When the integer overflows, the resulting length becomes a small positive number (or a negative number, depending on the exact integer types and casting involved).

Here is where the memory corruption occurs:

1. The memory allocator (realloc or Ruby’s internal equivalent) receives this small, overflowed length and successfully allocates a tiny memory buffer.
2. The memcpy function is then called to copy the massive appended string into the newly allocated buffer.
3. Because memcpy uses the original, large len2 value for the copy operation rather than the overflowed buffer size, it writes far past the end of the allocated memory space.

This results in a heap-based buffer overflow.

Exploitation and Impact

A heap-based buffer overflow is one of the most severe types of memory corruption. By writing past the intended buffer, an attacker overwrites adjacent memory structures on the heap. In a complex runtime like the Ruby virtual machine, the heap is filled with internal object structures, pointers, and memory management metadata.

By carefully crafting the size and content of the overflowing string, a context-dependent attacker could overwrite function pointers or object structures. When the Ruby VM or garbage collector later attempts to use those corrupted objects, it executes the attacker’s payload, leading to arbitrary code execution. At the very least, this corruption leads to a catastrophic crash and a denial of service (DoS).

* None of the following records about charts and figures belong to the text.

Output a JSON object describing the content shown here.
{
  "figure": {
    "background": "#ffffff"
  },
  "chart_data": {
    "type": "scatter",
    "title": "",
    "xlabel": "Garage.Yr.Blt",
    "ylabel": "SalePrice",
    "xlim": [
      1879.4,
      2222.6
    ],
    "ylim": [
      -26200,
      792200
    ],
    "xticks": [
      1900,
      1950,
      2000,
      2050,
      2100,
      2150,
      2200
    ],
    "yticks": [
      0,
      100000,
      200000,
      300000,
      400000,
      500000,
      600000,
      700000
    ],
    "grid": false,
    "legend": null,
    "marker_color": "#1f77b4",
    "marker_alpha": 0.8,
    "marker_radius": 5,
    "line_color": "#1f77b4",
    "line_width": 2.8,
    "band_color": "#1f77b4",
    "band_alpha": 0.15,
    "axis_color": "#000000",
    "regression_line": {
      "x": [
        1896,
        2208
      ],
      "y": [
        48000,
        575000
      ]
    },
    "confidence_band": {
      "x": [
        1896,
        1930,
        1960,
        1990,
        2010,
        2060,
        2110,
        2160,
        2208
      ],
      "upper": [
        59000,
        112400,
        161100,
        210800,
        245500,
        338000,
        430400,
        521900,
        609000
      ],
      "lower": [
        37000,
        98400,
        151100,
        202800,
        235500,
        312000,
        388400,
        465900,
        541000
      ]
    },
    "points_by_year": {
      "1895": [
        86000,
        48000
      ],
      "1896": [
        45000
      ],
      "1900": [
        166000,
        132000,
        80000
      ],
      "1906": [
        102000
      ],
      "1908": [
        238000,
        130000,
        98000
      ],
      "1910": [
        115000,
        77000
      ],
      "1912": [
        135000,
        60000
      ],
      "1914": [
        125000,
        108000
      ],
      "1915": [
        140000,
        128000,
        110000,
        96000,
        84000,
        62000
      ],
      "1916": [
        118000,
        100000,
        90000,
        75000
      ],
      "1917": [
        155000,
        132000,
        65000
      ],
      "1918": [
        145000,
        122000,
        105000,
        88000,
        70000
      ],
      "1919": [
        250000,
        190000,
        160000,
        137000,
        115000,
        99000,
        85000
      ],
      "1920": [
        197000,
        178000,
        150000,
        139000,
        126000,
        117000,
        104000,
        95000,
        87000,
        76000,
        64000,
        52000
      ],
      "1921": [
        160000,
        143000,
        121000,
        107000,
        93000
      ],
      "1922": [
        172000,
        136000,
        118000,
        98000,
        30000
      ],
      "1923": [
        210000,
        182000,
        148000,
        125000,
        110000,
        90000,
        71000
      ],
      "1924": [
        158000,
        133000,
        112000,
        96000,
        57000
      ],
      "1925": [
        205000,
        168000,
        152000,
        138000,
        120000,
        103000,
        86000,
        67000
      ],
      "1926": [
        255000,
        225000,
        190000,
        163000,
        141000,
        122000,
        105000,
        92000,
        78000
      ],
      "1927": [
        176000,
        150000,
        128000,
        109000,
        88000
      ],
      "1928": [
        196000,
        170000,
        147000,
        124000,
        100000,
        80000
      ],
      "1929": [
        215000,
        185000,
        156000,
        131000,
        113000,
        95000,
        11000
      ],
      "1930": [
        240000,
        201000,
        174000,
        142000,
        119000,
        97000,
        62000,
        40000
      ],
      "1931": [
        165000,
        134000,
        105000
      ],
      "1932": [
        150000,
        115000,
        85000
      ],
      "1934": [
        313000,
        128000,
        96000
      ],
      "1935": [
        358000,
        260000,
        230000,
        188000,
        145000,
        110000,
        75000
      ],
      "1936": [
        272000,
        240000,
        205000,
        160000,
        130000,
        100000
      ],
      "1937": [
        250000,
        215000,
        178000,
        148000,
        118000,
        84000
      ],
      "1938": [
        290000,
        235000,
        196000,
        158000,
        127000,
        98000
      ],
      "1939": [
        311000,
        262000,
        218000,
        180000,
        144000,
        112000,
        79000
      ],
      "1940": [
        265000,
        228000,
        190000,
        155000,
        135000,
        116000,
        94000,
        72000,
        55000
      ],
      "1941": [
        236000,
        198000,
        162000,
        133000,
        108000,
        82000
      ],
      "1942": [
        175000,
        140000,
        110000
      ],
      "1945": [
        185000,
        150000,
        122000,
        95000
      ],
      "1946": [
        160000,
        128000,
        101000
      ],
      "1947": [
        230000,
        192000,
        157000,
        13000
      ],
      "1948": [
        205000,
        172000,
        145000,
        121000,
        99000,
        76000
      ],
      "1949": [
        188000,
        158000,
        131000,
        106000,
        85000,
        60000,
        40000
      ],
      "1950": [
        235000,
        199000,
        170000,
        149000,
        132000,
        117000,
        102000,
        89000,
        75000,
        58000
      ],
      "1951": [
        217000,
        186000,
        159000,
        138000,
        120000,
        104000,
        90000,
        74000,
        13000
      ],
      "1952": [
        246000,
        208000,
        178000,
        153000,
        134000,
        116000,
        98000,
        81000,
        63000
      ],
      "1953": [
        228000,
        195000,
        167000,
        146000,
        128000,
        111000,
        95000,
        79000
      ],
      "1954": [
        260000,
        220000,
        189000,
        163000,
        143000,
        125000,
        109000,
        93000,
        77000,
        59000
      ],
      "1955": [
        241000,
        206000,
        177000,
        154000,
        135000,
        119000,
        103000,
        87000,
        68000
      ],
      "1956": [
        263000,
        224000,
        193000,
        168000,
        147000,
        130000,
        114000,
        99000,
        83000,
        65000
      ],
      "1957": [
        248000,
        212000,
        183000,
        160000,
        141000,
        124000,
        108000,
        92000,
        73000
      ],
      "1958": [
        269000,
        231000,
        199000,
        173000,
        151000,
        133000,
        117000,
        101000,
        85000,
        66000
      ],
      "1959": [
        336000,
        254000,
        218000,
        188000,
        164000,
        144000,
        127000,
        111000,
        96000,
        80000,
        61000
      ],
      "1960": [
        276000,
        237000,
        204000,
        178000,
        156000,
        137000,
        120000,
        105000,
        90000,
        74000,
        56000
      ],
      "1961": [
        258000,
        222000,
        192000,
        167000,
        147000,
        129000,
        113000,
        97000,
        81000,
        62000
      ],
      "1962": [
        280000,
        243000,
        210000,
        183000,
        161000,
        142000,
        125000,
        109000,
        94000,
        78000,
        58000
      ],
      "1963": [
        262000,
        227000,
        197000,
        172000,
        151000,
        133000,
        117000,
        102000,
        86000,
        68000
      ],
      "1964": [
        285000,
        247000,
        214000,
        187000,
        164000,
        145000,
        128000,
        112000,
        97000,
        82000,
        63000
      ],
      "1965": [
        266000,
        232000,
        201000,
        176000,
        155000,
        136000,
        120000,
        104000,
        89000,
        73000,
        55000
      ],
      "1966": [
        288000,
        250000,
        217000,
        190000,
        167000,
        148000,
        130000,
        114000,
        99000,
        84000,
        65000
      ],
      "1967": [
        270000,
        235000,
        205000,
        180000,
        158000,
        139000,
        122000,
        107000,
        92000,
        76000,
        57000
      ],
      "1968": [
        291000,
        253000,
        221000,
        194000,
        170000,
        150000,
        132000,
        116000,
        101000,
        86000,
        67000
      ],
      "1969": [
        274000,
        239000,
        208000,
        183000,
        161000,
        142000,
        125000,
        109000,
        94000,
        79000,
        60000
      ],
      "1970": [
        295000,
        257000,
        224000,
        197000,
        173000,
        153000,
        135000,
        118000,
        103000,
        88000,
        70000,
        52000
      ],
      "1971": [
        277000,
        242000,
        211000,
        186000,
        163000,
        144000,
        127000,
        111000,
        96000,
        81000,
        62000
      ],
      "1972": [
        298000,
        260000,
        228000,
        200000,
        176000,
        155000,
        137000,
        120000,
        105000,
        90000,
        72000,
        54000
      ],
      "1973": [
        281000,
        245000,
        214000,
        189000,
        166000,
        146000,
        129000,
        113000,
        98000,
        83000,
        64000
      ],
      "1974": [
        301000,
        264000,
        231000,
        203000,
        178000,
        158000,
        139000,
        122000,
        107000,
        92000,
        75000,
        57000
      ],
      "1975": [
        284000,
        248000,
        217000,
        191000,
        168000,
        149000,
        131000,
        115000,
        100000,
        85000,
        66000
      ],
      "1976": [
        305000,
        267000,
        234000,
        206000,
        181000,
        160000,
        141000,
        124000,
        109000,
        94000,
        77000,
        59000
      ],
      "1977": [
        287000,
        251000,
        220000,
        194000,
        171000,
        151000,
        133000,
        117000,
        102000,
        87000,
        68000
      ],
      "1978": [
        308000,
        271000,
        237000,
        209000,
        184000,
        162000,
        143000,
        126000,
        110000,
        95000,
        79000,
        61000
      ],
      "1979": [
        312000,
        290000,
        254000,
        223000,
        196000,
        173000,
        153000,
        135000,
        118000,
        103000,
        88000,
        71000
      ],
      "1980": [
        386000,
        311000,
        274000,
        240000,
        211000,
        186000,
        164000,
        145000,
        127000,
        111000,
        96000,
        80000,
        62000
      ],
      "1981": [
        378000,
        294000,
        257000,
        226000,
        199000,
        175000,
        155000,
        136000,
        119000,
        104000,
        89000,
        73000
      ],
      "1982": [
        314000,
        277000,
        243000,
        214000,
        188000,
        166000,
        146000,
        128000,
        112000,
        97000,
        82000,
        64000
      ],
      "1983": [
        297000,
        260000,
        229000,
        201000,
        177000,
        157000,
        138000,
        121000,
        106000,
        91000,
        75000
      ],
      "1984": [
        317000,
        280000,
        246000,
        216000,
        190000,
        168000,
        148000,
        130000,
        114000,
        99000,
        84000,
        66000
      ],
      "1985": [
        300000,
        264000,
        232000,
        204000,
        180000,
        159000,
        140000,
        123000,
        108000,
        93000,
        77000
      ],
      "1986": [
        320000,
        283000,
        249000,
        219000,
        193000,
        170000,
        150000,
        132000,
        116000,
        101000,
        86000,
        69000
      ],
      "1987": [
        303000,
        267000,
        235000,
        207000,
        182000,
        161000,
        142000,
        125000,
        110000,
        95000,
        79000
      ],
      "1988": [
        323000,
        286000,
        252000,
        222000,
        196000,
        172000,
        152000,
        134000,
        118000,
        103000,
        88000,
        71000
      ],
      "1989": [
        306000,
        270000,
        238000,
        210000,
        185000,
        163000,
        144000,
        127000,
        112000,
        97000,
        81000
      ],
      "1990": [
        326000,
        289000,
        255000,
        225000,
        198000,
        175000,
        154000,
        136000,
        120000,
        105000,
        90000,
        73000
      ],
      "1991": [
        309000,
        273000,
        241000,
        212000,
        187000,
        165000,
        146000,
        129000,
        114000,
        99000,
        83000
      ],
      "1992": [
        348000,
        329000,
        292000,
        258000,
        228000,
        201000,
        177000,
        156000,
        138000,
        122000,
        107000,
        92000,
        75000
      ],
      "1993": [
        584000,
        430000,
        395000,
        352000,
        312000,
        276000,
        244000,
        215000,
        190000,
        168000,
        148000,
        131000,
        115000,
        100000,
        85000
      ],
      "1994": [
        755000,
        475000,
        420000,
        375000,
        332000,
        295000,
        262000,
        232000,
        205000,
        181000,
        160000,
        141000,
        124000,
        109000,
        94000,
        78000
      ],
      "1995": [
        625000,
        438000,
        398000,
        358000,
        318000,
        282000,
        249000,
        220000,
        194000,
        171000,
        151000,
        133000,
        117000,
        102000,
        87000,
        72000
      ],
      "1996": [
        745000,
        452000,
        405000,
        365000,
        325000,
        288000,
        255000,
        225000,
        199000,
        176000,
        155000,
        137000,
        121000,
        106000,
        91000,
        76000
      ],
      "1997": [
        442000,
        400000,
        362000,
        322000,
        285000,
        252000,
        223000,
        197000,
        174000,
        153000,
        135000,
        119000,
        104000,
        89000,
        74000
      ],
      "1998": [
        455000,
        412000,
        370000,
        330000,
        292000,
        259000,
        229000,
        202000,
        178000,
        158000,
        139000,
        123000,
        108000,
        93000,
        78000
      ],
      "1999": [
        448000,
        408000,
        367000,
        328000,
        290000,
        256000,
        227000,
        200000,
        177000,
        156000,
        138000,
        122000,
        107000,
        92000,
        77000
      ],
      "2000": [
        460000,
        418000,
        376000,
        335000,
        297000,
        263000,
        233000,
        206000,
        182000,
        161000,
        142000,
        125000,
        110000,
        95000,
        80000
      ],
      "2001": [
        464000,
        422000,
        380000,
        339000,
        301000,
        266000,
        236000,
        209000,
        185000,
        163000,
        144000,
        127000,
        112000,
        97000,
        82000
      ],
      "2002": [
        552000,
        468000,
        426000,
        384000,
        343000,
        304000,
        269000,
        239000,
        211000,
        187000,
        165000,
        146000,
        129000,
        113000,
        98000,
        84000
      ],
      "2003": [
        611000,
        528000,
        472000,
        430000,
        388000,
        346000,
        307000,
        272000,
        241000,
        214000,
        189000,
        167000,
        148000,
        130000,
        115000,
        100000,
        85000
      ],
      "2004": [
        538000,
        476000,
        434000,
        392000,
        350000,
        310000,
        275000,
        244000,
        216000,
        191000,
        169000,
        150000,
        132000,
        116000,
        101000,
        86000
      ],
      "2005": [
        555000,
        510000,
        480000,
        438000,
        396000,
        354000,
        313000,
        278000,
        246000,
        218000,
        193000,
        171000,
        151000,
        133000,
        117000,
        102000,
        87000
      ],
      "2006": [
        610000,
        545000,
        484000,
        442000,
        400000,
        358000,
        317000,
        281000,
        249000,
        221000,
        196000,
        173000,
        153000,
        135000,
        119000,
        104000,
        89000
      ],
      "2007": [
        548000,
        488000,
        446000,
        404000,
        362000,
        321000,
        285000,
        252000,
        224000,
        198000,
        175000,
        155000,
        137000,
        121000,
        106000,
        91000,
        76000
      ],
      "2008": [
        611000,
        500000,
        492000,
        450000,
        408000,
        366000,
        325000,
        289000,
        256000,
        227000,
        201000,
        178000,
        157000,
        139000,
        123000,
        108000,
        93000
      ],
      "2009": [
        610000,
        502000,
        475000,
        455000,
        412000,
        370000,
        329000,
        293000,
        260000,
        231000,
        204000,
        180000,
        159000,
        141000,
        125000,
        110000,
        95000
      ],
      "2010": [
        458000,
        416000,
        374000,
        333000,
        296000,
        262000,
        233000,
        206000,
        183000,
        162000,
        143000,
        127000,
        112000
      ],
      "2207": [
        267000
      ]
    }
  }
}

Because string manipulation is so ubiquitous in web applications (e.g., buffering large file uploads, concatenating HTTP response bodies, or parsing user input), this vulnerability carried a critical CVSS v2 base score of 10.0.

The Resolution

The Ruby core team addressed CVE-2008-2662 (along with related CVEs like CVE-2008-2663 and CVE-2008-2664) by releasing patched versions of the interpreter on June 20, 2008. The vulnerability affected:

• Ruby 1.8.4 and earlier
• Ruby 1.8.5 before 1.8.5-p231
• Ruby 1.8.6 before 1.8.6-p230
• Ruby 1.8.7 before 1.8.7-p22
• Ruby 1.9.0 before 1.9.0-2

The patch involved adding explicit integer bounds checking before any memory allocation took place. By verifying that RSTRING(str)->len was strictly less than LONG_MAX - len, the interpreter could safely raise an exception (ArgumentError: string sizes too big) instead of allowing the integer to wrap around.

Lessons for Durable Programming

While modern Ruby versions include robust bounds checking and protections against integer overflows in string operations, CVE-2008-2662 provides an enduring lesson for developers.

If you are writing C extensions for Ruby, or using FFI to bind to system libraries, you are stepping outside the protective sandbox of the virtual machine. In these contexts, you must meticulously validate the sizes of user-controlled inputs before performing memory allocations or copy operations. The abstraction of high-level languages is powerful, but it only holds up as long as the foundation is secure.